The National FGM Centre does great work. It embeds FGM specialist social workers within multidisciplinary safeguarding teams. It works from the bottom up, empowering communities to tackle this crime themselves and to get the word out that it is a crime and it should not be happening. The centre also does amazing training for professionals and provides a knowledge hub so that all local authorities can share the information. With the best will in the world, if the funding stops, the prevention work will stop with it.
I thank the hon. Lady for giving way. We agreed earlier that it is important for local authorities to have the funding, but I am not sure whether I agree that we should not encourage local authorities to take on this responsibility, because surely getting them to prioritise funding of facilities such as the one she mentioned is a great way to try to raise their awareness of this issue.

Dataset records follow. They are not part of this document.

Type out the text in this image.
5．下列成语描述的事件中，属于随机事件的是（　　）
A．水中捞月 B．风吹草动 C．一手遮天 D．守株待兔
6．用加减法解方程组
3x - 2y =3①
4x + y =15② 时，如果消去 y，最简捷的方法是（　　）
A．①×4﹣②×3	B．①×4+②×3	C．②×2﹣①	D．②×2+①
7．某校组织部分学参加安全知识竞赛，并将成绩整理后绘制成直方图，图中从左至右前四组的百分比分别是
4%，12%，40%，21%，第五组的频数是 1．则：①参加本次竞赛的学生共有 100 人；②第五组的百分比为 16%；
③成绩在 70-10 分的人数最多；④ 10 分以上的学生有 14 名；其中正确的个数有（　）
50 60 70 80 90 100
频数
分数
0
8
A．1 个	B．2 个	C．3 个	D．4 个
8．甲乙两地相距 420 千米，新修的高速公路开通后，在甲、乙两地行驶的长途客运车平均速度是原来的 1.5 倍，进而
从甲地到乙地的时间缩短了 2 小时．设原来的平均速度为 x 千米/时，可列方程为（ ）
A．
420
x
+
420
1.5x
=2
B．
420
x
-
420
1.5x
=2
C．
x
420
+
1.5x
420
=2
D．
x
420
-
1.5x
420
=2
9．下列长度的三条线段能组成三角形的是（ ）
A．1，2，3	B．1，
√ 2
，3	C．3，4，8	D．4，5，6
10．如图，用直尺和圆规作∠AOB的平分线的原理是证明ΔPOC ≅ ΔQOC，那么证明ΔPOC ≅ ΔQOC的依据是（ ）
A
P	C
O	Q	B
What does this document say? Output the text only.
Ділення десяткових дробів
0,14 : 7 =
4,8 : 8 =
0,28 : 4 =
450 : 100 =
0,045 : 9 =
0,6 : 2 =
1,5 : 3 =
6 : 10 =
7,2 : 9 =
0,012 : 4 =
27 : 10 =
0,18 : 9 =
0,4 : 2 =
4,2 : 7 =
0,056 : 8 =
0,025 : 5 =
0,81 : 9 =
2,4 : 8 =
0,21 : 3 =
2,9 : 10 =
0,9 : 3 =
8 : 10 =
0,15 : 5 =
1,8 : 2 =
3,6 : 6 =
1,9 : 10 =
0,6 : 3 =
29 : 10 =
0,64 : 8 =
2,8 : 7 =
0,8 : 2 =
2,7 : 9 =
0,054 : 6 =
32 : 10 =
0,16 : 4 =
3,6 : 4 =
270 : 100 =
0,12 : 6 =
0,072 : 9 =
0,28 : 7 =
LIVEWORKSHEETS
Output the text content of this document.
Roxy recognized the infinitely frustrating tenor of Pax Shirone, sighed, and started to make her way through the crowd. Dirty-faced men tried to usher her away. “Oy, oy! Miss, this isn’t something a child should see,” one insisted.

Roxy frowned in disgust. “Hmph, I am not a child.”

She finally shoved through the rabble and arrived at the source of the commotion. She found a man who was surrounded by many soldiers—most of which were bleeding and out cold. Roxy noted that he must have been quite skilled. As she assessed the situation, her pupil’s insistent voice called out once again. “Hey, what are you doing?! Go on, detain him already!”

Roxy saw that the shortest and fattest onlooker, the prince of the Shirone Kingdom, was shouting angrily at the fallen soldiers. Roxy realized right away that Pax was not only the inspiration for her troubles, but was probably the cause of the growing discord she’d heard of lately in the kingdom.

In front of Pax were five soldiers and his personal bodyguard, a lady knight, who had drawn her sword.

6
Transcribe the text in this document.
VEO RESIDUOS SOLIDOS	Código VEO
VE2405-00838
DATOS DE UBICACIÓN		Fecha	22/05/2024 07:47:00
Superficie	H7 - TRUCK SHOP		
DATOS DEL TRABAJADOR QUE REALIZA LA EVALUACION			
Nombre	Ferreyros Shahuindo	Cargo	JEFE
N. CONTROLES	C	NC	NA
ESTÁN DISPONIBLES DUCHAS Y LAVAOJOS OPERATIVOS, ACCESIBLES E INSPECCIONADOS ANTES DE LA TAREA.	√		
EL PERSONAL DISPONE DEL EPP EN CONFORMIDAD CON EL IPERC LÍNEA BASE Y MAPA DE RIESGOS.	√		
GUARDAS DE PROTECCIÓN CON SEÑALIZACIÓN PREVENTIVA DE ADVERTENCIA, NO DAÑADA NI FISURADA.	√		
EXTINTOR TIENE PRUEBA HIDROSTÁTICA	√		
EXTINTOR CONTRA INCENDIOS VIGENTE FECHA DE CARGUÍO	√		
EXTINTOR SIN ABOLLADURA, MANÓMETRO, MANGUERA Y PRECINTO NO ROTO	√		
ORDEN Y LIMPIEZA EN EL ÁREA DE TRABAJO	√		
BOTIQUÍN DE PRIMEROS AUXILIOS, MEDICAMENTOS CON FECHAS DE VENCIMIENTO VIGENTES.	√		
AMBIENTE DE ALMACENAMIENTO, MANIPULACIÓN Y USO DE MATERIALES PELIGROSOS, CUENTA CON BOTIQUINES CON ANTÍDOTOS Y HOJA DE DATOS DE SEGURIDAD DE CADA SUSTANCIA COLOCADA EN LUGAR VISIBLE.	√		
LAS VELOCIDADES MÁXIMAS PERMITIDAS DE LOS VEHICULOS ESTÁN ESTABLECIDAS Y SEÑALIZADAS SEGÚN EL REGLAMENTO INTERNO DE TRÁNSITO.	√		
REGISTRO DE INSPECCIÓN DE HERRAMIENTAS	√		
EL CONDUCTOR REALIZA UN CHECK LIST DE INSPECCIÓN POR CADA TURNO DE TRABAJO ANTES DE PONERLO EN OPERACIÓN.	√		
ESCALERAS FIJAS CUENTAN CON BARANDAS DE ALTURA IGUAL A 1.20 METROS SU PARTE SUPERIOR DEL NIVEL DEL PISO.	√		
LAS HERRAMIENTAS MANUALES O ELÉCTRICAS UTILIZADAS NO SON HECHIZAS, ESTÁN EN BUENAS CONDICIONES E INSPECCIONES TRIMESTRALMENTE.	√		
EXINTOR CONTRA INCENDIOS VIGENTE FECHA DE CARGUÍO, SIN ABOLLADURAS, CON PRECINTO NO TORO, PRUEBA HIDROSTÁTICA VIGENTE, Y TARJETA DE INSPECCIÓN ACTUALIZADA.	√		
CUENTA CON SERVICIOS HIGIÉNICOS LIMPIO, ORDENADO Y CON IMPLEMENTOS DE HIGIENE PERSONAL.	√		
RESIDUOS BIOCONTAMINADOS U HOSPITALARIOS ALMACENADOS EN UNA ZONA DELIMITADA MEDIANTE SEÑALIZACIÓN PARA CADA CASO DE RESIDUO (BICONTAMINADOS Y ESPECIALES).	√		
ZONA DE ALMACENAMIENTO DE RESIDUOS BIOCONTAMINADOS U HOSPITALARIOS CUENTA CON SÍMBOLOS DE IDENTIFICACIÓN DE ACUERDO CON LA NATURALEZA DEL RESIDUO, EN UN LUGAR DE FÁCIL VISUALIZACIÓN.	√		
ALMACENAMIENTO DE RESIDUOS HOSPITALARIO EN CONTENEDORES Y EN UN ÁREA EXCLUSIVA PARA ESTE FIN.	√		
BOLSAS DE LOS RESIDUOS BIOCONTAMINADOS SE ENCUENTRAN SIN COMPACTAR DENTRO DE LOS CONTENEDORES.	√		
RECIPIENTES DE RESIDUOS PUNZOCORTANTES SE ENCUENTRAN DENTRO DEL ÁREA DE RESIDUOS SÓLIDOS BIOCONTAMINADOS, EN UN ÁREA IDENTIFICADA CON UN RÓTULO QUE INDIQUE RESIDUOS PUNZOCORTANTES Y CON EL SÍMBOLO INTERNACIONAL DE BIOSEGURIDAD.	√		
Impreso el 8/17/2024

Order. We have 13 Members waiting to speak, and the Minister needs to wind up the debate. I do not want someone to miss out on the opportunity to make a speech. Can we all look after each other in this important debate?
I thank the right hon. Lady for her intervention, but I disagree. We need a centre of expertise. When resources are tight, we need to be able to push and make local authorities prioritise. If the Minister wants to do that and guarantee that all local authorities will make provision and ring-fence that money, I will be happy, but there still needs to be that centre of expertise.
The other area that I would like to touch on is relationships and sex education. I welcome the fact that children will now be taught about FGM at secondary school, but we need to teach them about it at primary school as well, because the majority of the crime happens to primary age children. They need to be empowered to understand what is going on and that it is a crime so that we can get ahead of this. All that said, I am hugely grateful that we are taking forward this amendment to the law.